Case Presentation:

A 52-year-old man originally from West Africa presented with two episodes of hematemesis over one day and with intermittent diffuse abdominal pain and fatigue over one week. He is a known HIV/AIDS patient with poor compliance along with a history of chronic Hepatitis B cirrhosis and moderate-sized varices, H. pylori with non-compliance with treatment, and Kaposi sarcoma, diagnosed via biopsy of a non-healing foot lesion during a prior admission. Physical exam was notable for bilateral cervical lymphadenopathy and left inguinal lymphadenopathy.

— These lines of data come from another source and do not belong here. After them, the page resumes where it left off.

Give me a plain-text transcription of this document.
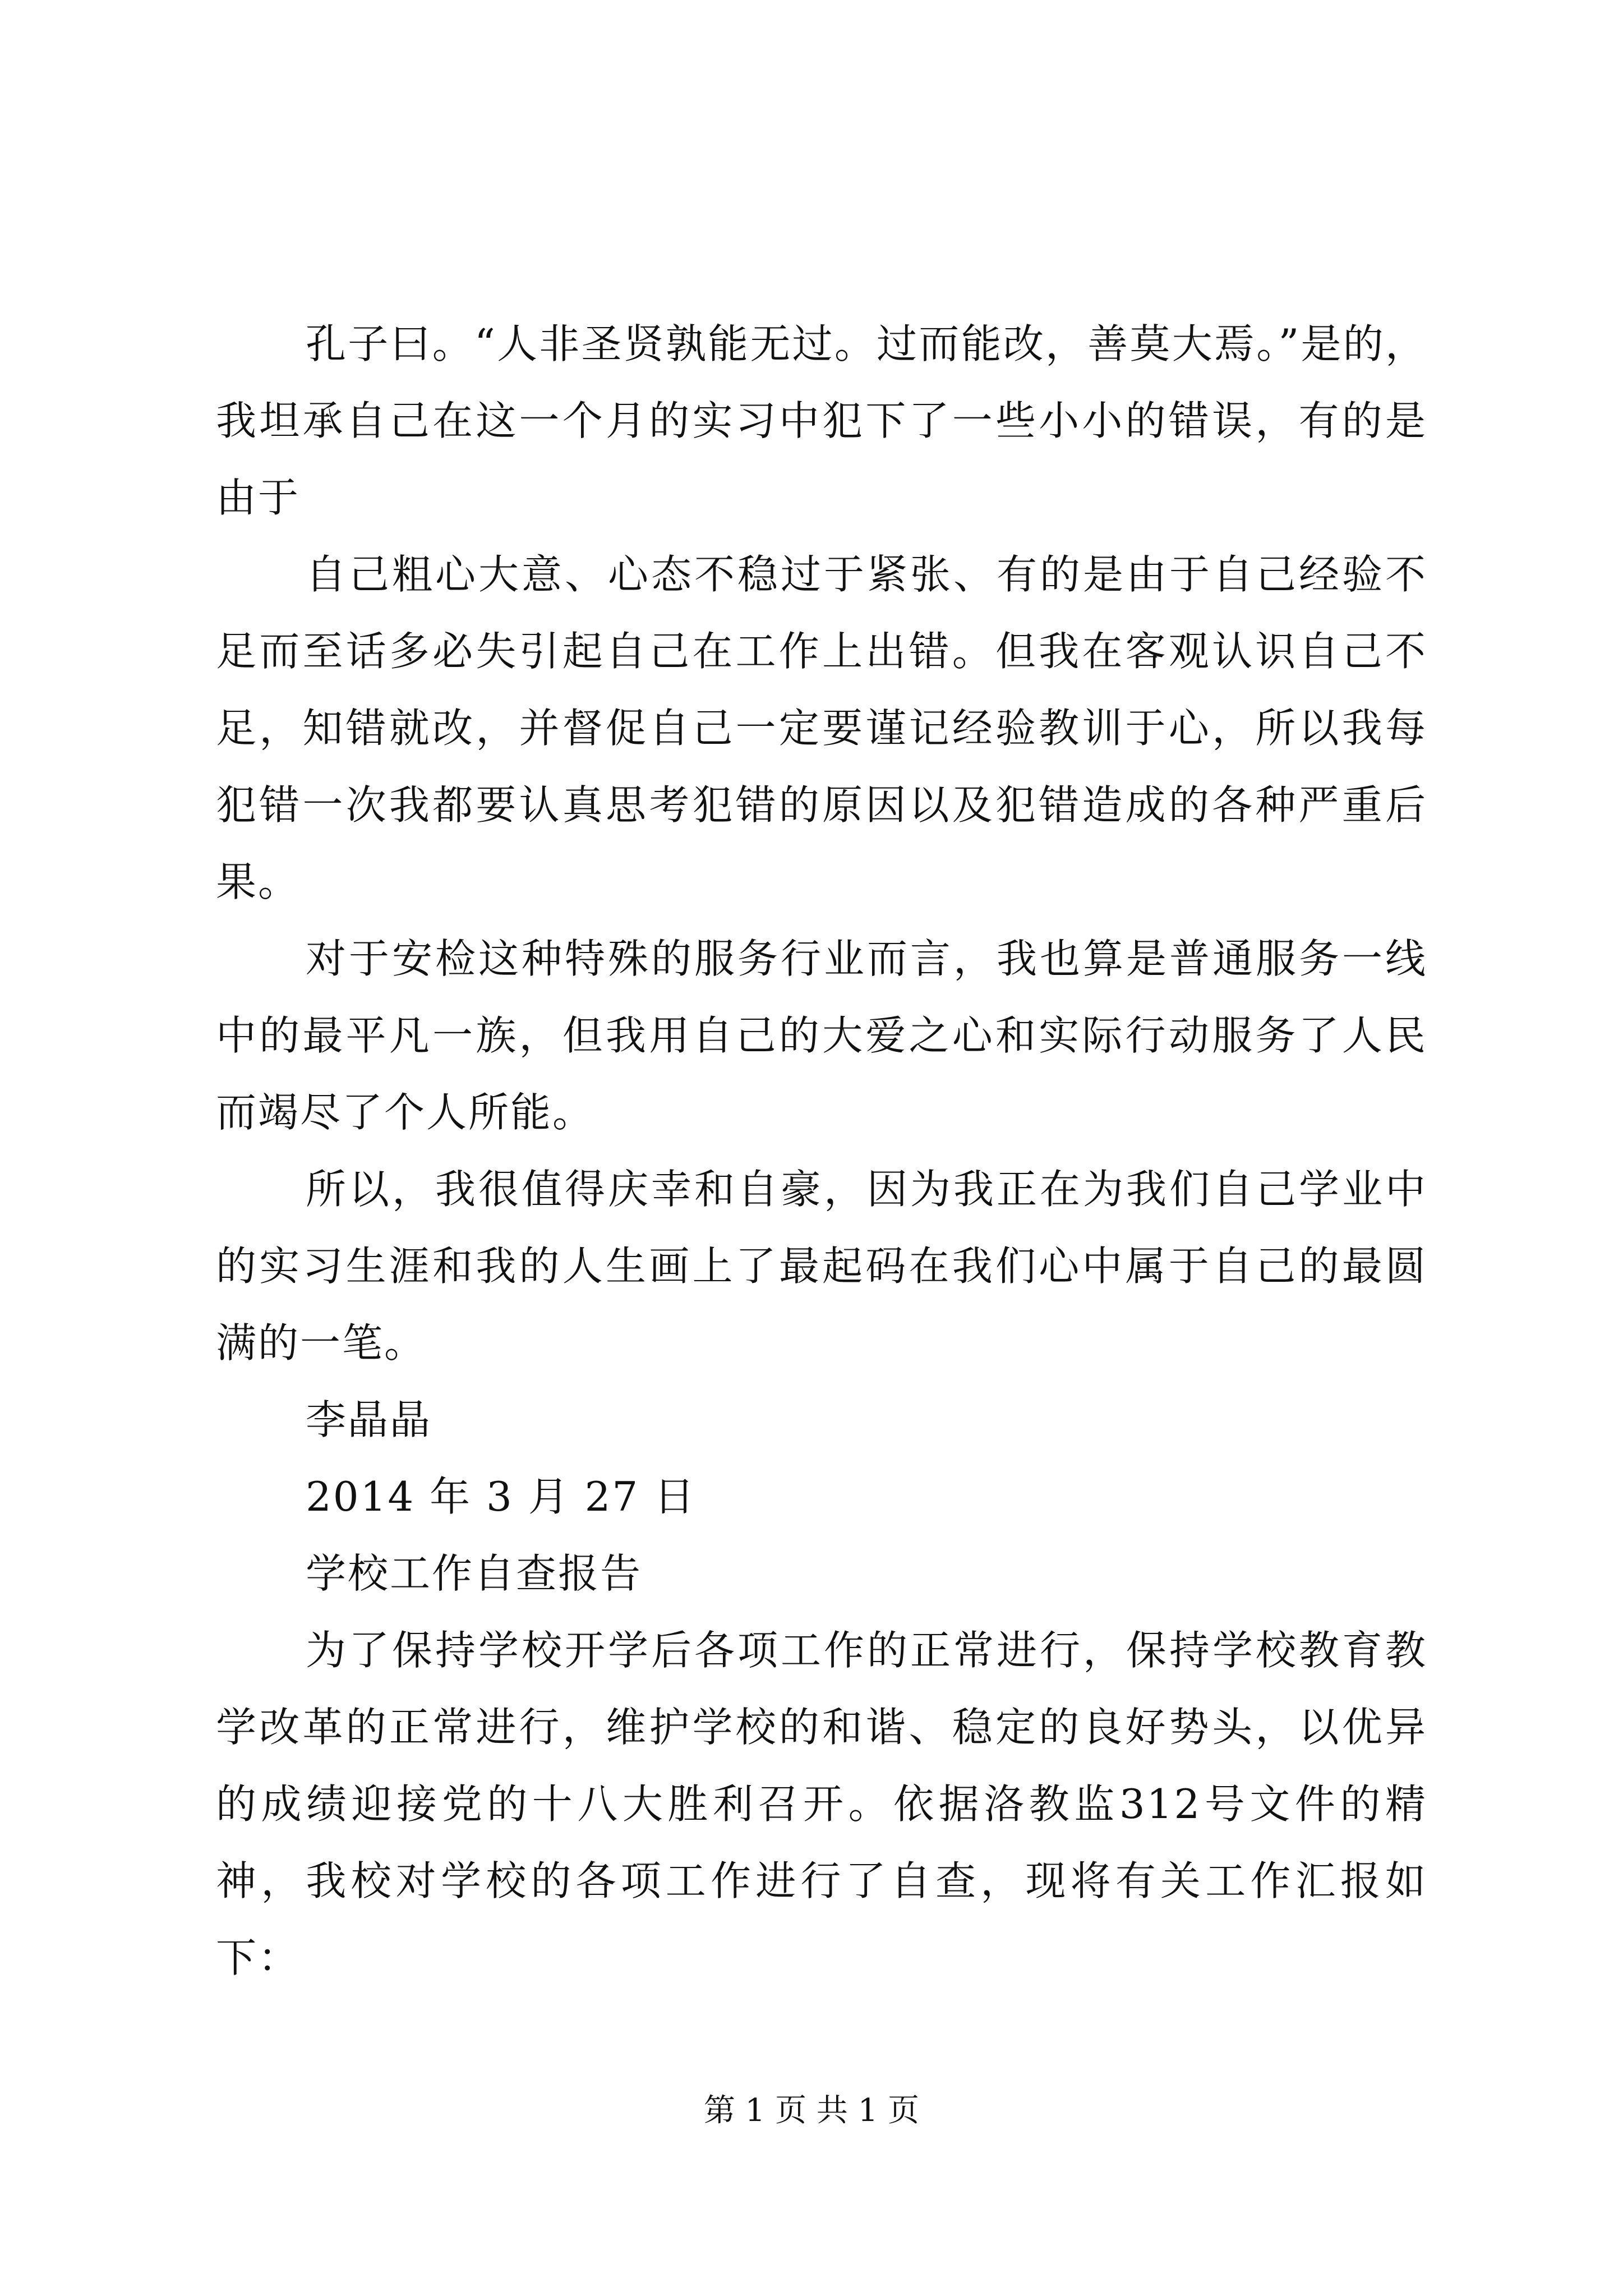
孔子曰。“人非圣贤孰能无过。过而能改，善莫大焉。”是的，我坦承自己在这一个月的实习中犯下了一些小小的错误，有的是由于

自己粗心大意、心态不稳过于紧张、有的是由于自己经验不足而至话多必失引起自己在工作上出错。但我在客观认识自己不足，知错就改，并督促自己一定要谨记经验教训于心，所以我每犯错一次我都要认真思考犯错的原因以及犯错造成的各种严重后果。

对于安检这种特殊的服务行业而言，我也算是普通服务一线中的最平凡一族，但我用自己的大爱之心和实际行动服务了人民而竭尽了个人所能。

所以，我很值得庆幸和自豪，因为我正在为我们自己学业中的实习生涯和我的人生画上了最起码在我们心中属于自己的最圆满的一笔。

李晶晶

2014 年 3 月 27 日

学校工作自查报告

为了保持学校开学后各项工作的正常进行，保持学校教育教学改革的正常进行，维护学校的和谐、稳定的良好势头，以优异的成绩迎接党的十八大胜利召开。依据洛教监312号文件的精神，我校对学校的各项工作进行了自查，现将有关工作汇报如下：

第 1 页 共 1 页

He had multiple 1-2 cm cutaneous nodular lesions on the bilateral knees and the left hand as well as hemorrhagic lesions and plaques on the soft palate. He was mildly and diffusely tender to palpation of the abdomen but without hepatosplenomegaly. Laboratory studies revealed a hemoglobin of 6.6, hematocrit of 21, and a CD4 count of 165. He was transfused with packed red blood cells and initiated on octreotide and pantoprazole as continuous infusions. Esophagogastroduodenoscopy (EGD) revealed Grade 3 esophageal varices without stigmata of recent bleeding but also extensive ulcerated and nodular lesions in the esophagus, stomach, and extending through to the third part of the duodenum consistent in appearance with Kaposi sarcoma. The patient was treated with liposomal Doxorubicin and had no recurrence of bleeding during the hospitalization. He was discharged home to complete chemotherapy and to initiate antiretroviral therapy as an outpatient.

Discussion:

Kaposi sarcoma is a vascular tumor that is typically associated in the United States with the immunosuppressed state of HIV infection or chronic immunosuppressive therapy. It frequently appears as a violaceous to erythematous cutaneous lesion but also can affect mucous membranes and, less commonly, viscera, even in the absence of associated cutaneous disease. One in five patients with gastrointestinal Kaposi sarcoma are asymptomatic, and symptoms, when present, include nausea, vomiting, abdominal pain, protein-losing enteropathy, and gastrointestinal bleeding of variable acuity, ranging from mild iron deficiency anemia to hematemesis and hematochezia. When seen during EGD, the lesions can be maculopapular, nodular, or polypoid.

Upper gastrointestinal bleeding secondary to Kaposi sarcoma as presented in this case is managed with endoscopy and supportive care, as there is no standardized treatment for acute management of bleeding secondary to these lesions. Biopsies are pursued with caution as these lesions commonly bleed on contact. Kaposi Sarcoma involving the mucous membranes and/or viscera is treated with HAART along with systemic chemotherapy using liposomal doxorubicin. Unfortunately, it is reported that 1/3 of patients will fail this treatment, and those successfully treated follow a 13% relapse rate per year.

Conclusions:

In summary, upper gastrointestinal bleeding is a common problem encountered by the internist in the inpatient setting, most frequently caused by peptic ulcer disease. Hemorrhages can less commonly be associated with neoplasms such as Kaposi sarcoma, with few cases reported. However, these alternate etiologies should be considered in the differential in the setting of known immunosuppression.